JORGE — Meu livro de realismo socialista é Os Subterrâneos da Liberdade. Tem defeitos de branco e preto, disso e daquilo. Escrevi Os Subterrâneos assim porque eu achava que Stalin era o maior homem do mundo, o pai de todos nós; o que ele fazia era para o bem da humanidade. Mas, depois, deixei de achar. Por falar nisso, o realismo socialista tinha umas bobagens, como por exemplo aquele puritanismo que sempre existiu dentro da literatura soviética: tinha-se a impressão de que homem e mulher não dormiam juntos. Aliás, em 1954, no Congresso dos Escritores, eu disse que as futuras gerações soviéticas iriam pensar que os filhos vinham no bico da cegonha. Agora, sou totalmente contra a influência oficial, de qualquer tipo. Do Estado, que é a pior de todas, de partidos, de grupos...


PLAYBOY — E a censura?


JORGE — Sempre lutei contra ela, da forma mais completa, durante o Estado Novo. Nessa época, fui o escritor mais vítima da censura. Por oito anos, meus livros não apareceram nas livrarias brasileiras. Capitães da Areia foi queimado, meus livros foram todos proibidos. Só no fim da guerra, às vésperas da vitória é que meus livros voltaram a circular. Contra a censura recente, lutei, lutamos; eu e Érico Veríssimo fizemos aquela declaração que impediu a censura prévia de livros. Eu sou sobretudo contra a Censura aqui, porque é o país em que escrevo. Mas sou contra a censura em qualquer parte do mundo. Porque há muito sujeito que é contra a censura porque está sendo atingido. Mas se ele estiver no poder, ele vai censurar os outros. Acho que só o povo tem o direito de censurar, no sentido de não ler, não comprar, não ir ao teatro, não ir ao cinema. Fora disso, é uma violência, venha de onde vier. Não há ideologia, não há o que dê direito de usar essa violência.


PLAYBOY — Você já foi deputado federal por São Paulo. Acha que o escritor deve intervir na política?


JORGE — É uma coisa inteiramente individual.

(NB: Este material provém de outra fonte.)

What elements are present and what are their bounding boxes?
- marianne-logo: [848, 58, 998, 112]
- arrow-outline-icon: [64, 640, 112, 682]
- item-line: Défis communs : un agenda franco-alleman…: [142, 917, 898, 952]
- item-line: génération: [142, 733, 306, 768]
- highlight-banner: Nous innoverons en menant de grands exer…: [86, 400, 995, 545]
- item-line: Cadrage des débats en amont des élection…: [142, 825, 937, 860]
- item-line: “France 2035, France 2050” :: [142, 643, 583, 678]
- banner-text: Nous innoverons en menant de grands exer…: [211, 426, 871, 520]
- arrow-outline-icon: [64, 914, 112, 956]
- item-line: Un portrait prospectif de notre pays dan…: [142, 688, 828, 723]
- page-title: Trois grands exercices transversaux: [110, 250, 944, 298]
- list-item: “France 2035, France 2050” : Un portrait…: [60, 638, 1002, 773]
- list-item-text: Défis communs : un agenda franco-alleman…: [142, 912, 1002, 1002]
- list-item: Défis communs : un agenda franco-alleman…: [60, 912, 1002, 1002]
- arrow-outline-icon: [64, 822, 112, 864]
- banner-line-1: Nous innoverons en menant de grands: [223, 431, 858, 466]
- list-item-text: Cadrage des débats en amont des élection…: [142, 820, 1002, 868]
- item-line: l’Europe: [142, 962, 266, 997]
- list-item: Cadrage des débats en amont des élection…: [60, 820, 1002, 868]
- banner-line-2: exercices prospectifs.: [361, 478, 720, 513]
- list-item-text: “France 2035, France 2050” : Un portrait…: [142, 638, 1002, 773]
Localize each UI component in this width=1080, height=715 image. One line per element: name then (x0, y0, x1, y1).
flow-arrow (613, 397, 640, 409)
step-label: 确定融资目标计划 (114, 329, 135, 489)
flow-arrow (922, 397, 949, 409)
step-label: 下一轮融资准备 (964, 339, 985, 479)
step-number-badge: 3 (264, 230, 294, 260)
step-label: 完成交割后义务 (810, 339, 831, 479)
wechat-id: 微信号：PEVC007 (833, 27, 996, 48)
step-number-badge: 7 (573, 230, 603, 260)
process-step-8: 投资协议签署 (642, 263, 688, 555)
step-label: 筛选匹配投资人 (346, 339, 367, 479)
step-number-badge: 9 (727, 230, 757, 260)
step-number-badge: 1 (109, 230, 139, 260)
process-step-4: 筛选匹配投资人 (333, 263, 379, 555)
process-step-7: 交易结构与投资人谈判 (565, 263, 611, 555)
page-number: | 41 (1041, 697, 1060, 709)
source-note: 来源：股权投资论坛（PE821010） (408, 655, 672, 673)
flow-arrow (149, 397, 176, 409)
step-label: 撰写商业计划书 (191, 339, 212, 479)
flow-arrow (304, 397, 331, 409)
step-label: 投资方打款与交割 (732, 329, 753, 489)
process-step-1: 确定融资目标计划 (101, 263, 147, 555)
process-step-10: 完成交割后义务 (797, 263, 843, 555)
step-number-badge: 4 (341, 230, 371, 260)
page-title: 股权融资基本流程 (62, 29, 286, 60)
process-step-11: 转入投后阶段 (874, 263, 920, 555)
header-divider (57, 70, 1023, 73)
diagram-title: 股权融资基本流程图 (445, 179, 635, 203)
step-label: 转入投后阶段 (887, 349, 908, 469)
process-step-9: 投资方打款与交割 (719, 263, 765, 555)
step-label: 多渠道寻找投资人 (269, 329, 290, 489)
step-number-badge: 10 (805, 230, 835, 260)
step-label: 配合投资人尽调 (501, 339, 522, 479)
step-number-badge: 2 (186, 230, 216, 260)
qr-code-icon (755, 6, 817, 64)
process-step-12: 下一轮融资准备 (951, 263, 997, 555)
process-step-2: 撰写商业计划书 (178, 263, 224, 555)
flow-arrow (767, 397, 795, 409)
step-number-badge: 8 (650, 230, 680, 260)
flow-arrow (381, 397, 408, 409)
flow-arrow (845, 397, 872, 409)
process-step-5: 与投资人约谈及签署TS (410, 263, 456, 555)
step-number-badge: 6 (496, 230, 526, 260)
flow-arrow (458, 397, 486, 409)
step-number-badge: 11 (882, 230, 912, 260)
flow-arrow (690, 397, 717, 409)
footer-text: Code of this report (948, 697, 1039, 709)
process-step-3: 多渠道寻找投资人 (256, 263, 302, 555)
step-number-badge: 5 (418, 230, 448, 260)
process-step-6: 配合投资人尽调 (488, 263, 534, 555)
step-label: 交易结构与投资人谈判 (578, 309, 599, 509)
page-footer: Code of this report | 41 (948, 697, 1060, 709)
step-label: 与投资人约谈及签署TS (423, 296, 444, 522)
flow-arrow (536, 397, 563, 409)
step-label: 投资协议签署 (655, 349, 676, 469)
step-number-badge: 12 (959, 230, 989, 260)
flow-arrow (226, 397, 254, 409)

Há escritores que têm grande vocação política e gostam da política, outros não. Eu fiz vida política, partidária, mas tinha horror àquilo, tenho uma espécie de alergia ao poder. Acho que é coisa de cada um. E como ser engajado ou não. Tomar uma posição de luta contra a opressão, contra as mazelas que decorrem da sociedade capitalista, só engrandece o escritor. Mas não é uma coisa obrigatória. Balzac nunca tomou essa posição e nem por isso sua obra deixa de ser revolucionária.


PLAYBOY — Com você aconteceu uma das piores coisas que podem ocorrer com um escritor: a queima dos seus livros. Como foi?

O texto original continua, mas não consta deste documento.